Re: お前なんか大嫌い!! ( No.187 )
日時: 2016/09/07 12:25
名前: 山下愁 ◆kp11j/nxPs (ID: 7WYO6DME)

 青年の鎌に埋め込まれた懐中時計の針が、急速に戻り始める。ぐるぐるぐるぐる、と目まぐるしく時が戻り、そして青年の手には椎名昴がつけていたヘッドフォンが握られていた。
 ヘッドフォンを片手に椎名昴へ歩み寄った青年は、彼の頭にヘッドフォンを装着させる。その瞬間に、昴の双眼に光が宿り、理性を取り戻した。

「……? うおお!? お前なんでここにいんだ!? え、何この怪物気持ち悪ッ!! 誰がやっつけたんだよ!!」
「君だよ。椎名昴君」

 ニコニコと朗らかに笑う青年に対して、昴は先ほどの柔らかな笑みから一転させて訝し気な目線を彼へ突き刺す。瞳は「何故自分の名前を知っているのか」と物語っていた。
 試しに青年の背後にいる忌まわしき敵の東翔及びその一派に視線を投げると、彼らは揃って首を横に振った。翔に至っては、「貴様に関係があるのだろう」とジェスチャーで言ってきた。いや知らないし。
 ならどこかで交流でもしたのかと自分の記憶を探ってみるも、やはり無意味だった。まっさらである。もしかして十歳前後に交流でも持ったのだろうか。

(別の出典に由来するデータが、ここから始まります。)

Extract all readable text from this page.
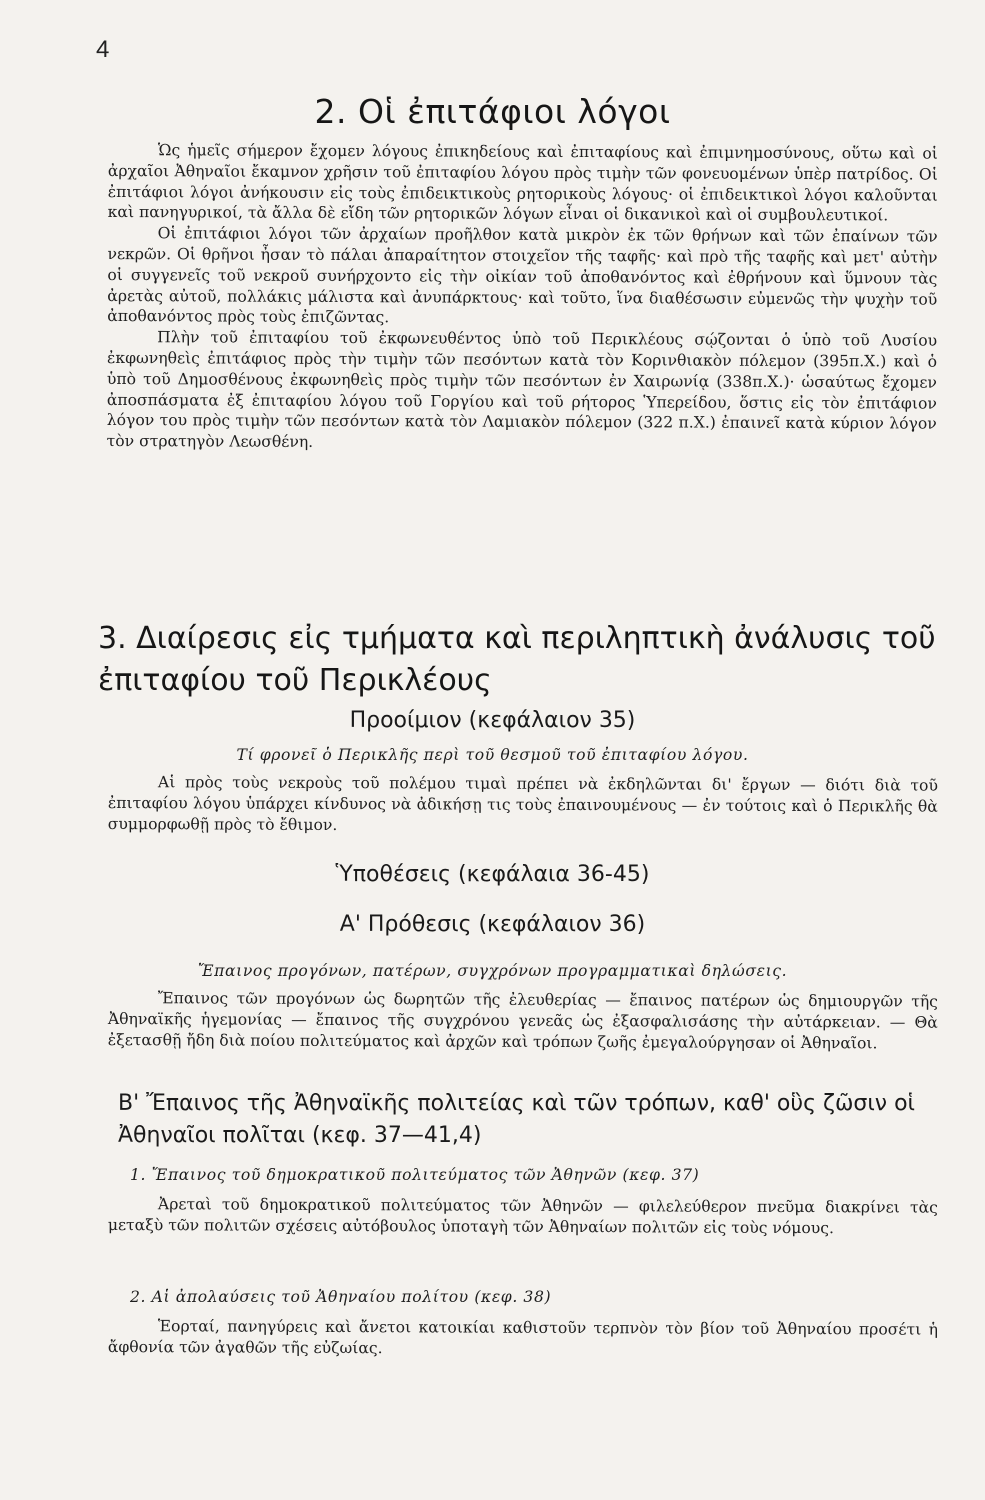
4
2. Οἱ ἐπιτάφιοι λόγοι

Ὡς ἡμεῖς σήμερον ἔχομεν λόγους ἐπικηδείους καὶ ἐπιταφίους καὶ ἐπιμνημοσύνους, οὕτω καὶ οἱ ἀρχαῖοι Ἀθηναῖοι ἔκαμνον χρῆσιν τοῦ ἐπιταφίου λόγου πρὸς τιμὴν τῶν φονευομένων ὑπὲρ πατρίδος. Οἱ ἐπιτάφιοι λόγοι ἀνήκουσιν εἰς τοὺς ἐπιδεικτικοὺς ρητορικοὺς λόγους· οἱ ἐπιδεικτικοὶ λόγοι καλοῦνται καὶ πανηγυρικοί, τὰ ἄλλα δὲ εἴδη τῶν ρητορικῶν λόγων εἶναι οἱ δικανικοὶ καὶ οἱ συμβουλευτικοί.

Οἱ ἐπιτάφιοι λόγοι τῶν ἀρχαίων προῆλθον κατὰ μικρὸν ἐκ τῶν θρήνων καὶ τῶν ἐπαίνων τῶν νεκρῶν. Οἱ θρῆνοι ἦσαν τὸ πάλαι ἀπαραίτητον στοιχεῖον τῆς ταφῆς· καὶ πρὸ τῆς ταφῆς καὶ μετ' αὐτὴν οἱ συγγενεῖς τοῦ νεκροῦ συνήρχοντο εἰς τὴν οἰκίαν τοῦ ἀποθανόντος καὶ ἐθρήνουν καὶ ὕμνουν τὰς ἀρετὰς αὐτοῦ, πολλάκις μάλιστα καὶ ἀνυπάρκτους· καὶ τοῦτο, ἵνα διαθέσωσιν εὐμενῶς τὴν ψυχὴν τοῦ ἀποθανόντος πρὸς τοὺς ἐπιζῶντας.

Πλὴν τοῦ ἐπιταφίου τοῦ ἐκφωνευθέντος ὑπὸ τοῦ Περικλέους σῴζονται ὁ ὑπὸ τοῦ Λυσίου ἐκφωνηθεὶς ἐπιτάφιος πρὸς τὴν τιμὴν τῶν πεσόντων κατὰ τὸν Κορινθιακὸν πόλεμον (395π.Χ.) καὶ ὁ ὑπὸ τοῦ Δημοσθένους ἐκφωνηθεὶς πρὸς τιμὴν τῶν πεσόντων ἐν Χαιρωνίᾳ (338π.Χ.)· ὡσαύτως ἔχομεν ἀποσπάσματα ἐξ ἐπιταφίου λόγου τοῦ Γοργίου καὶ τοῦ ρήτορος Ὑπερείδου, ὅστις εἰς τὸν ἐπιτάφιον λόγον του πρὸς τιμὴν τῶν πεσόντων κατὰ τὸν Λαμιακὸν πόλεμον (322 π.Χ.) ἐπαινεῖ κατὰ κύριον λόγον τὸν στρατηγὸν Λεωσθένη.

3. Διαίρεσις εἰς τμήματα καὶ περιληπτικὴ ἀνάλυσις τοῦ ἐπιταφίου τοῦ Περικλέους
Προοίμιον (κεφάλαιον 35)
Τί φρονεῖ ὁ Περικλῆς περὶ τοῦ θεσμοῦ τοῦ ἐπιταφίου λόγου.

Αἱ πρὸς τοὺς νεκροὺς τοῦ πολέμου τιμαὶ πρέπει νὰ ἐκδηλῶνται δι' ἔργων — διότι διὰ τοῦ ἐπιταφίου λόγου ὑπάρχει κίνδυνος νὰ ἀδικήσῃ τις τοὺς ἐπαινουμένους — ἐν τούτοις καὶ ὁ Περικλῆς θὰ συμμορφωθῇ πρὸς τὸ ἔθιμον.

Ὑποθέσεις (κεφάλαια 36-45)
Α' Πρόθεσις (κεφάλαιον 36)
Ἔπαινος προγόνων, πατέρων, συγχρόνων προγραμματικαὶ δηλώσεις.

Ἔπαινος τῶν προγόνων ὡς δωρητῶν τῆς ἐλευθερίας — ἔπαινος πατέρων ὡς δημιουργῶν τῆς Ἀθηναϊκῆς ἡγεμονίας — ἔπαινος τῆς συγχρόνου γενεᾶς ὡς ἐξασφαλισάσης τὴν αὐτάρκειαν. — Θὰ ἐξετασθῇ ἤδη διὰ ποίου πολιτεύματος καὶ ἀρχῶν καὶ τρόπων ζωῆς ἐμεγαλούργησαν οἱ Ἀθηναῖοι.

Β' Ἔπαινος τῆς Ἀθηναϊκῆς πολιτείας καὶ τῶν τρόπων, καθ' οὓς ζῶσιν οἱ Ἀθηναῖοι πολῖται (κεφ. 37—41,4)
1. Ἔπαινος τοῦ δημοκρατικοῦ πολιτεύματος τῶν Ἀθηνῶν (κεφ. 37)

Ἀρεταὶ τοῦ δημοκρατικοῦ πολιτεύματος τῶν Ἀθηνῶν — φιλελεύθερον πνεῦμα διακρίνει τὰς μεταξὺ τῶν πολιτῶν σχέσεις αὐτόβουλος ὑποταγὴ τῶν Ἀθηναίων πολιτῶν εἰς τοὺς νόμους.

2. Αἱ ἀπολαύσεις τοῦ Ἀθηναίου πολίτου (κεφ. 38)

Ἑορταί, πανηγύρεις καὶ ἄνετοι κατοικίαι καθιστοῦν τερπνὸν τὸν βίον τοῦ Ἀθηναίου προσέτι ἡ ἄφθονία τῶν ἀγαθῶν τῆς εὐζωίας.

「覚えてなくて当然だよ。僕がここに閉じ込められたのって、君が五歳か……えっと六歳ぐらいだったからね。でも、『君』はきちんと覚えててくれたよ」

 スッと手を差し出され、青年は初めて、己の名を口にした。

「僕はグローリア。君の友達だよ。よろしくね」


***** ***** *****


 恐ろしい化け物の正体は青年——グローリアではなく、謎の怪物の方だった。
 そしてその謎の怪物は、本能に飲み込まれた状態の椎名昴がぶち倒してしまったので、東翔一派は終盤出番はなかったらしい。らしい、という表現を使うのは昴自身が覚えていないからだ。
 月の住民はおろか、王宮からも感謝された昴たちは、仲よく揃って雫の兄の操作する飛行物体に乗り込んで、地球を目指していた。月が平和になれば、あとはもう用はないということである。
 ただ、行きと帰りで違う点が一つある。人員が一人増えたのだ。

「……で、お前は何で一緒に地球に向かってんだ?」
「君が行くなら僕も行くのが普通でしょ?」

 ジト目で睨みつけられたにも関わらず、相も変わらずニコニコとした笑みを浮かべている青年——グローリア。なんか知らないけど懐かれたような気がする。
 彼が言うには、グローリアと昴は昔からの友人らしい。人伝というよりグローリアが言うのだから、信用はできない。が、攻撃してくる気配もないのでこのままにしておいている。
 翔もユフィーリアもハニーも、そして雫もグローリアのことを警戒していたが、彼が攻撃してくる気配がないので、一応警戒心だけは持っていることにしたようだ。その為、若干距離が遠い。

「まさか俺の家に住むって訳じゃ」
「そのつもりだけど? 僕、地球に家ないよ?」
「マジかよ嘘だろ!?」

 いつにもましてバイトを増やさなければならない状況になりそうで、昴は頭を抱えた。大家族である。あのぼろアパートの許容人数を超えている気がする。
 昴が不幸になるさまが面白いのか、翔がゲラゲラと指をさして笑った。

「ザマア」
「やっぱりお前はここで落とすべきだと思うんだ!! 俺の判断は間違ってないよなァ!?」

 ガッと翔の胸倉を掴む昴と、いまだゲラゲラと笑っている翔。いつもの一触即発の空気が漂い始める。
 その時だ。
 グローリアが不意に動き出し、翔と昴の間に割って入る。いつもなら誰も仲裁しないし、することもできない喧嘩を、彼がサラリと止めてしまったのだ。これには二人も驚いた。

「お、オイ。邪魔すんなよ!! お前も落とすぞ!? つかやっぱ敵かよ!!」
「ううん。僕はいつだって昴の味方だよ?」

 ハイ、とグローリアが差し出したのは、なんと翔の腕だった。それを昴の手にがっしりと掴ませて、「放さないでね」と念を押す。
 次いで彼は、彼の武器であろう鎌の先端で、UFOの床をトントンと叩いた。

「適用『空間歪曲』」

 翔の足元の空間が揺らぎ、ずるずると翔の体が床板に飲み込まれていく。体半分ぐらい床板にめり込んだところで、翔が悲鳴を上げた。

「あああああああ足場がないだとなんだこれはどうなっているあああああああああああああ」
「あはは。空間に穴を開けて、機体の外に繋げてみたんだ」

 悲鳴を上げる翔を見下ろして、グローリアが楽しそうに笑う。その微笑みはまるで悪魔のようだった。
 可愛らしく小首を傾げた彼は、忌まわしきヒーローの腕が命綱となっている死神に対して囁きかける。

「昴をいじめると、僕も怒るからね?」

 つまりは。
 椎名昴の友人とのたまう彼は、東翔の敵だったようだ。

「き、貴様も大嫌いだぁぁああああ」
「奇遇だね。僕も君はちょっと好きじゃないなー。昴、頑張ってね。いつ地球に到着するか分からないけど、この子のこと支えてあげてね」
「ちょっと腕疲れたから放していいかな」
「やめろふざけるなおち、落ちるあああああああああああ」

 二人がかりで苛め抜かれている翔を、エイクトベル姉妹は腹を抱えて笑って見ていた。